CSE012/CS059 – Data Mining

Winter 2017

Administrative

Class Hours: Tuesday 4:00-7:00 pm.
Instructor: Panayiotis Tsaparas (tsap _at_ cs.uoi.gr), Office Β.3

Past Courses: Spring 2012, Fall 2012, Fall 2013, Fall 2013, Fall 2014, Fall 2015, Spring 2017

Grades: The grade for the course will be determined by the assignments and project. There will be no final exam either on January or September exam period.

Logistics: The slides with the logistics for the class (pdf

)

Announcements

· Thursday 1/2: Question 4 of Assignment 3: In this question you are asked to compare a new recommendation algorithm with the algorithms you implemented in Assignment 2, on the data you created in Assignment 2. For this question you can improve upon your solution in Assignment 2 and correct some of the mistakes you did in the data generation. Here are some common error in this question:

o Iterative pruning: The question asked for iterative pruning of the users and businesses until, in the data you created, all users had rated at least 10 businesses, and all businesses were rated by at least 10 users. Each time you prune a user or a business, the number of ratings received by the businesses or given by the users changes. You need to do the pruning iteratively, until no further pruning is possible.
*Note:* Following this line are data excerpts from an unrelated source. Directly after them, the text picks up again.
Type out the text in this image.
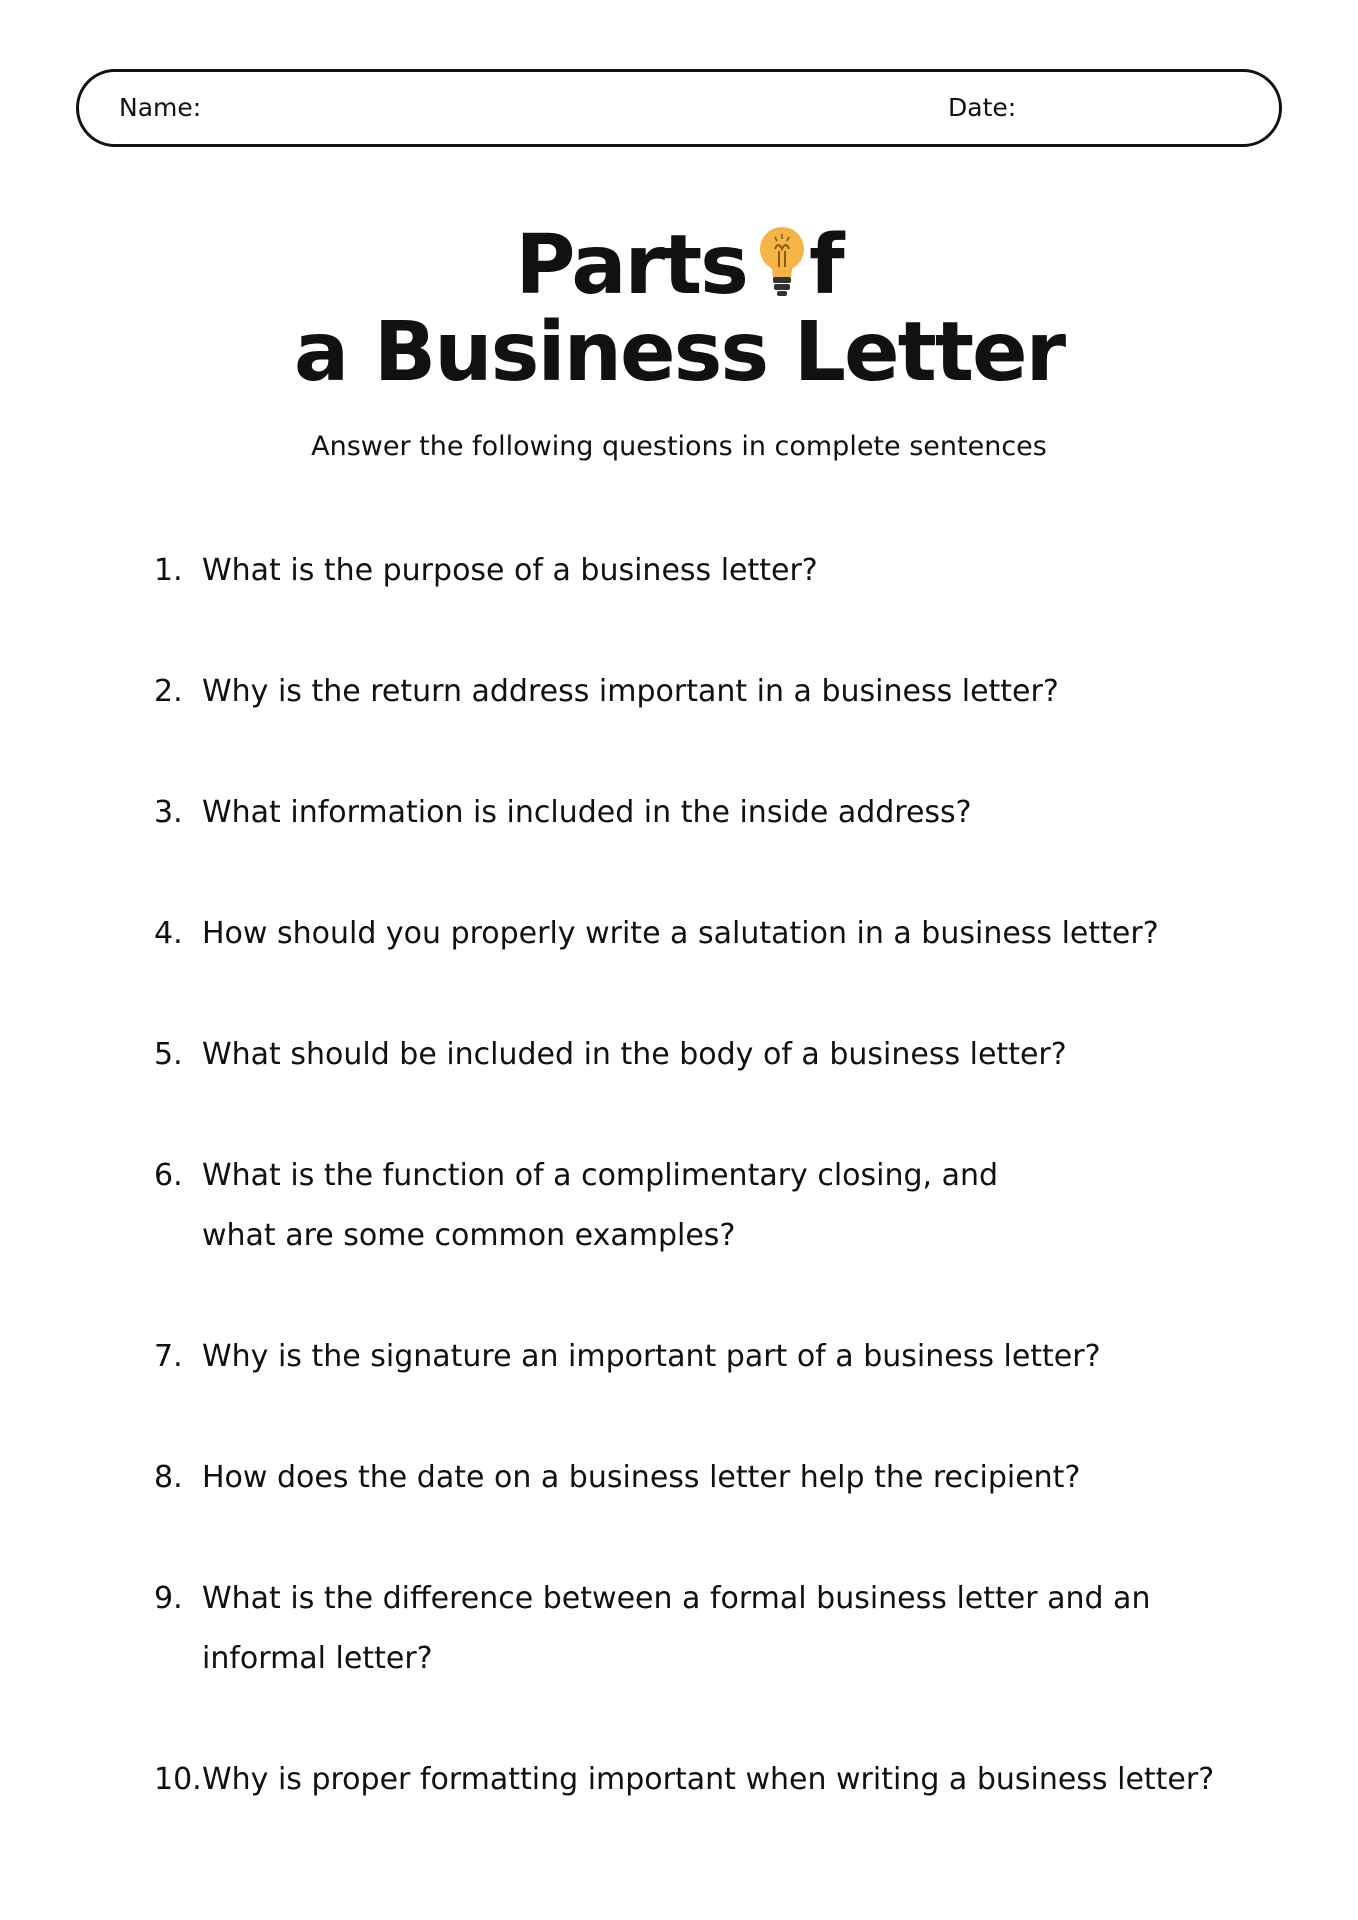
Name:	Date:
Parts f
a Business Letter
Answer the following questions in complete sentences
1. What is the purpose of a business letter?
2. Why is the return address important in a business letter?
3. What information is included in the inside address?
4. How should you properly write a salutation in a business letter?
5. What should be included in the body of a business letter?
6. What is the function of a complimentary closing, and what are some common examples?
7. Why is the signature an important part of a business letter?
8. How does the date on a business letter help the recipient?
9. What is the difference between a formal business letter and an informal letter?
10. Why is proper formatting important when writing a business letter?
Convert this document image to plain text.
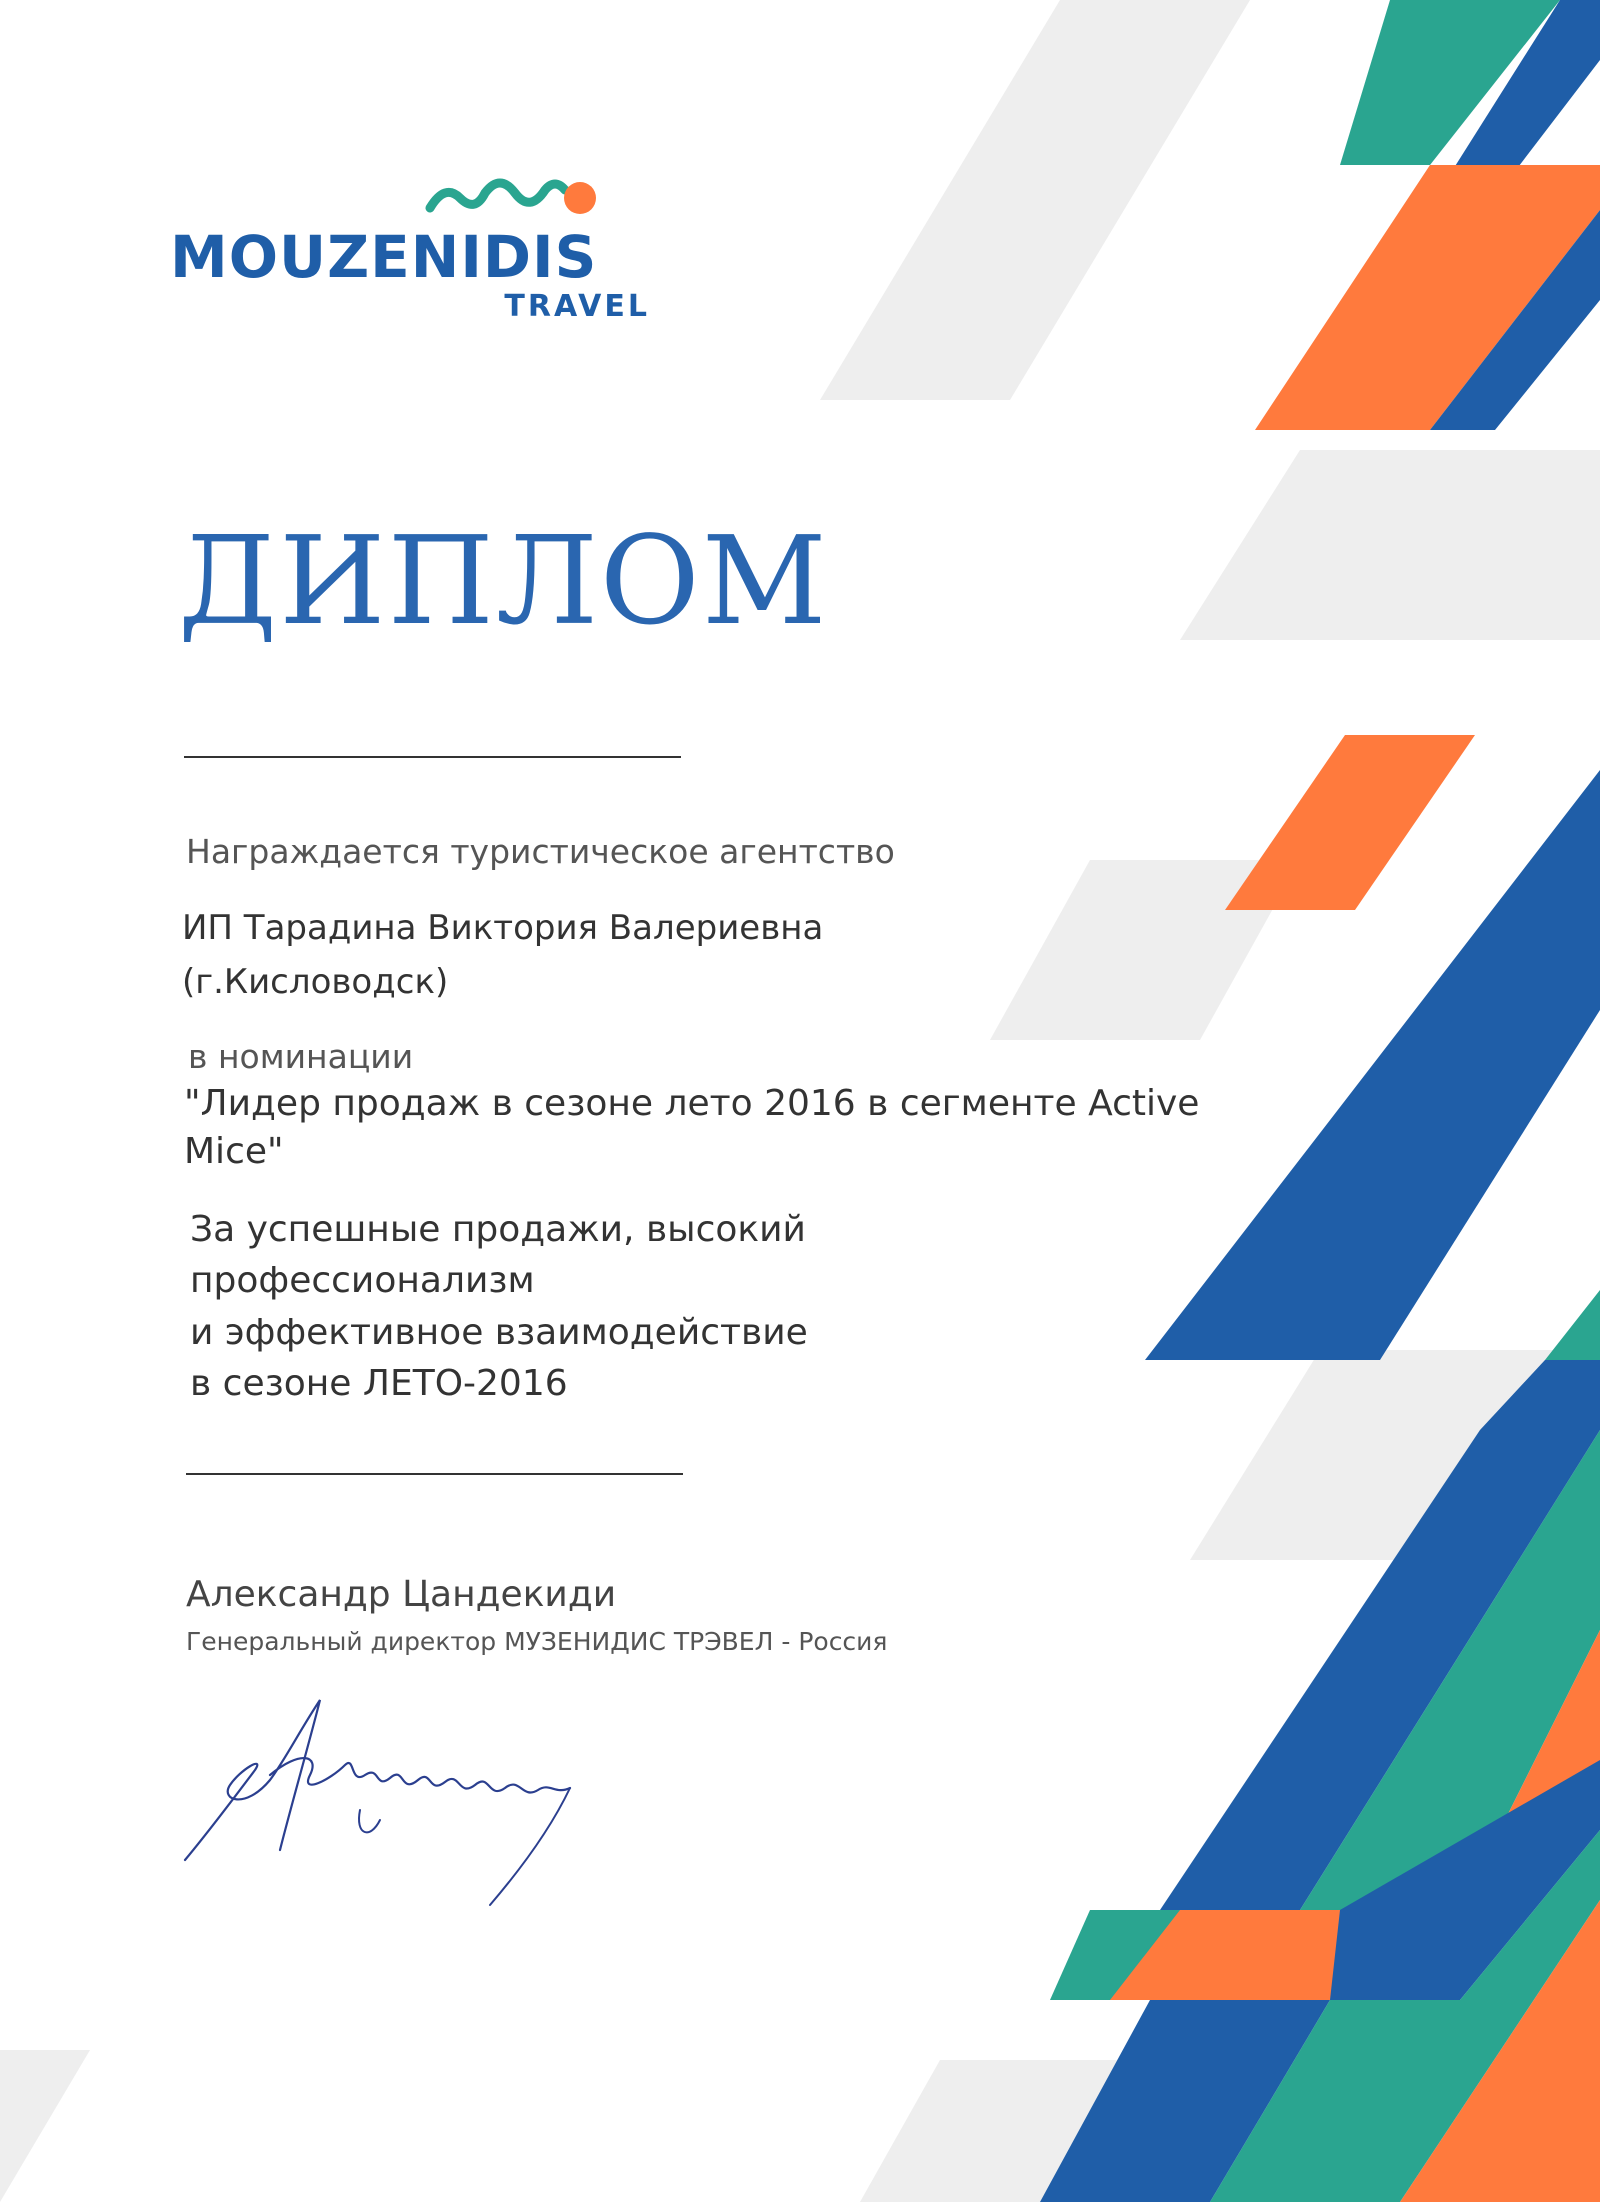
MOUZENIDIS
TRAVEL
ДИПЛОМ
Награждается туристическое агентство
ИП Тарадина Виктория Валериевна
(г.Кисловодск)
в номинации
"Лидер продаж в сезоне лето 2016 в сегменте Active Mice"
За успешные продажи, высокий
профессионализм
и эффективное взаимодействие
в сезоне ЛЕТО-2016
Александр Цандекиди
Генеральный директор МУЗЕНИДИС ТРЭВЕЛ - Россия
o Data Structures: Some students complained that their program was too slow or consumed too much memory. For the latter, you should load in memory on the data from Toronto. The filtering step should happen while you read the data. You should never load all the lines of the file in memory. For the former, you should use the appropriate data structures. Using lists is very slow if you want to check whether a user or a business is in the data. The most reasonable data structure is a dictionary, which will have as values dictionaries. You may need more than one such dictionaries, one for users and one for businesses.

o Sampling: You should sample ratings, not users or businesses.

o Similarity: For the computation of similarity, you should subtract the mean of the non-zero entries (of a line or a column) from the non-zero entries, and then take the cosine similarity. Don’t take the mean of the full line or column, as this contains a lot of zeros.

o Neighbors: When you take the K nearest neighbors of a user, you should take the K nearest neighbors that have also rated the business in question (or, for a business, the K nearest businesses that have been rated by the user in question). Otherwise you may include a lot of zero values.

o SVD: Experiment with many values for K for SVD, and consider also larger values (e.g., K = 100)

· Sunday 24/12. Third Assignment: The third assignment is available on the Assignments page of the course.

· Sunday 26/11. Second Assignment: The second assignment is available on the Assignments page of the course.

· Friday 15/11. First Assignment: The first assignment is available on the Assignments page of the course.

· Tuesday 26/9. Welcome to Data Mining 2017!